1970 film by Michael Gordon

How Do I Love Thee? is a 1970 American comedy-drama film directed by Michael Gordon. It stars Jackie Gleason and Maureen O'Hara and is based on Peter De Vries's 1965 novel Let Me Count the Ways.

==Plot==
Tom Waltz, a college professor, finds out that Stanley, his father, is in Lourdes, France. He quickly catches a flight there over his wife Marion's objections.

Stanley is a furniture mover, happily married to Elsie but tempted by Lena, an artist. No actual affair takes place, but Lena does give him a poem as a parting gift that Stanley later enters in a contest. He wins a $10,000 prize and donates the money to Tom's department at the university. Tom is rewarded with a promotion over his rival, Littlefield.

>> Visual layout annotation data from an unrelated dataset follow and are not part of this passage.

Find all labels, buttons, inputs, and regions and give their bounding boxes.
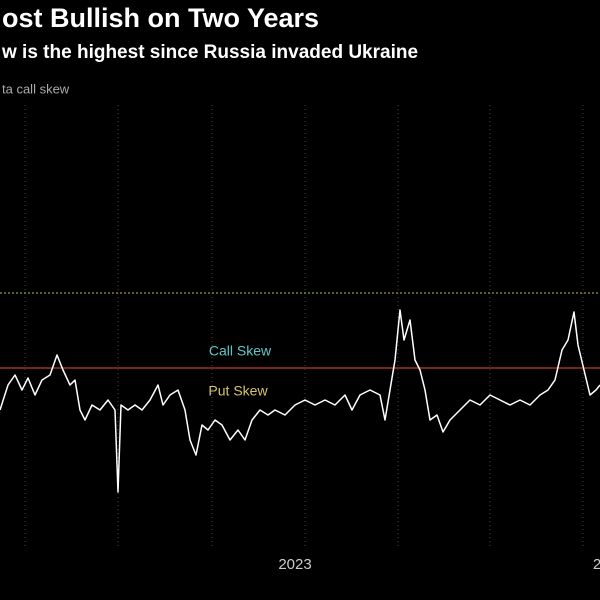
annotation: Put Skew (208, 383, 268, 399)
chart-subtitle: w is the highest since Russia invaded Uk… (1, 42, 418, 63)
chart-title: ost Bullish on Two Years (2, 3, 319, 33)
y-axis-label: ta call skew (2, 81, 70, 96)
x-tick-label: 2023 (278, 556, 311, 573)
annotation: Call Skew (209, 343, 272, 359)
x-tick-label: 2 (593, 556, 600, 573)
line-series (0, 309, 600, 493)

Trouble develops when the "original" poem is exposed as being one of Elizabeth Barrett Browning's sonnets. Littlefield gets the job and Tom's reputation is sullied. Stanley prays for divine intervention and Littlefield promptly dies. Stanley flies to Lourdes to atone and pray for forgiveness, but is relieved when Tom informs him that Littlefield's death occurred before his request for help from above.

==Cast==
- Jackie Gleason as Stanley Waltz
- Maureen O'Hara as Elsie Waltz
- Shelley Winters as Lena Mervin
- Rosemary Forsyth as Marion Waltz
- Rick Lenz as Tom Waltz
- Jeffrey Orloff as University of Miami student wearing TKE shirt during campus demonstration

==Production notes==
Filming began in Florida in June 1969. Maureen O'Hara, who accepted the role after a five year absence from the screen, later said she regretted making the film because the script was bad and there were numerous problems on the set.

==Reception==
How Do I Love Thee? premiered in Los Angeles on October 1, 1970. It was a box office failure and recorded an overall loss of $2,425,000. It earned rentals of $150,000 in North America and $125,000 in other countries.

==Home media==
How Do I Love Thee? was released on Region 1 Blu-ray by Kino Lorber Studio Classics on May 15, 2018.